Microsoft Research Blog

Microsoft Research Blog

The Microsoft Research blog provides in-depth views and perspectives from our researchers, scientists and engineers, plus information about noteworthy events and conferences, scholarships, and fellowships designed for academic and scientific communities.

Robust Language Representation Learning via Multi-task Knowledge Distillation

May 16, 2019 | By Microsoft blog editor

Language Representation Learning maps symbolic natural language texts (for example, words, phrases and sentences) to semantic vectors. Robust and universal language representations are crucial to achieving state-of-the-art results on many Natural Language Processing (NLP) tasks.

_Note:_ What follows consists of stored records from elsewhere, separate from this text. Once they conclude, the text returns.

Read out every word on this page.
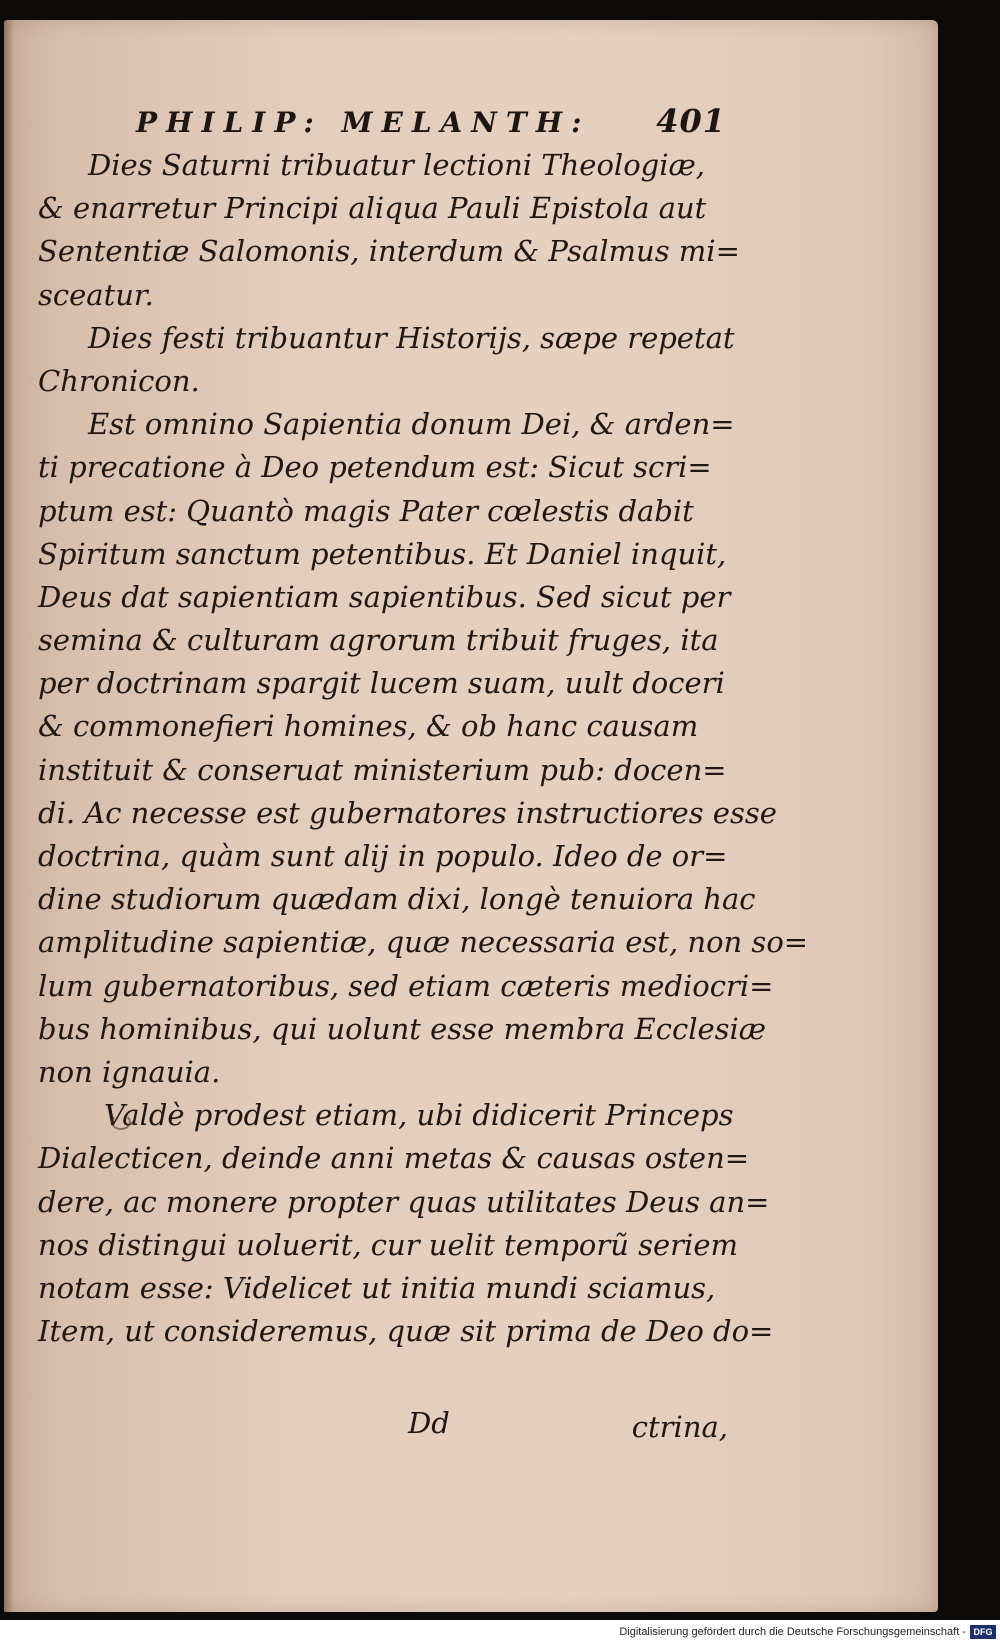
PHILIP: MELANTH: 401
Dies Saturni tribuatur lectioni Theologiæ,
& enarretur Principi aliqua Pauli Epistola aut
Sententiæ Salomonis, interdum & Psalmus mi=
sceatur.
Dies festi tribuantur Historijs, sæpe repetat
Chronicon.
Est omnino Sapientia donum Dei, & arden=
ti precatione à Deo petendum est: Sicut scri=
ptum est: Quantò magis Pater cœlestis dabit
Spiritum sanctum petentibus. Et Daniel inquit,
Deus dat sapientiam sapientibus. Sed sicut per
semina & culturam agrorum tribuit fruges, ita
per doctrinam spargit lucem suam, uult doceri
& commonefieri homines, & ob hanc causam
instituit & conseruat ministerium pub: docen=
di. Ac necesse est gubernatores instructiores esse
doctrina, quàm sunt alij in populo. Ideo de or=
dine studiorum quædam dixi, longè tenuiora hac
amplitudine sapientiæ, quæ necessaria est, non so=
lum gubernatoribus, sed etiam cæteris mediocri=
bus hominibus, qui uolunt esse membra Ecclesiæ
non ignauia.
Valdè prodest etiam, ubi didicerit Princeps
Dialecticen, deinde anni metas & causas osten=
dere, ac monere propter quas utilitates Deus an=
nos distingui uoluerit, cur uelit temporũ seriem
notam esse: Videlicet ut initia mundi sciamus,
Item, ut consideremus, quæ sit prima de Deo do=
Dd	ctrina,
Digitalisierung gefördert durch die Deutsche Forschungsgemeinschaft - DFG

Ensemble learning is one of the most effective approaches for improving model generalization and has been used to achieve new state-of-the-art results in a wide range of natural language understanding (NLU) tasks. However, ensemble learning typically consists of tens or even hundreds of different deep neural network (DNN) models and is prohibitively expensive to deploy due to the computational cost of runtime inference.

Figure 1: Architecture of the MT-DNN student model.

Figure 1: Architecture of the MT-DNN student model.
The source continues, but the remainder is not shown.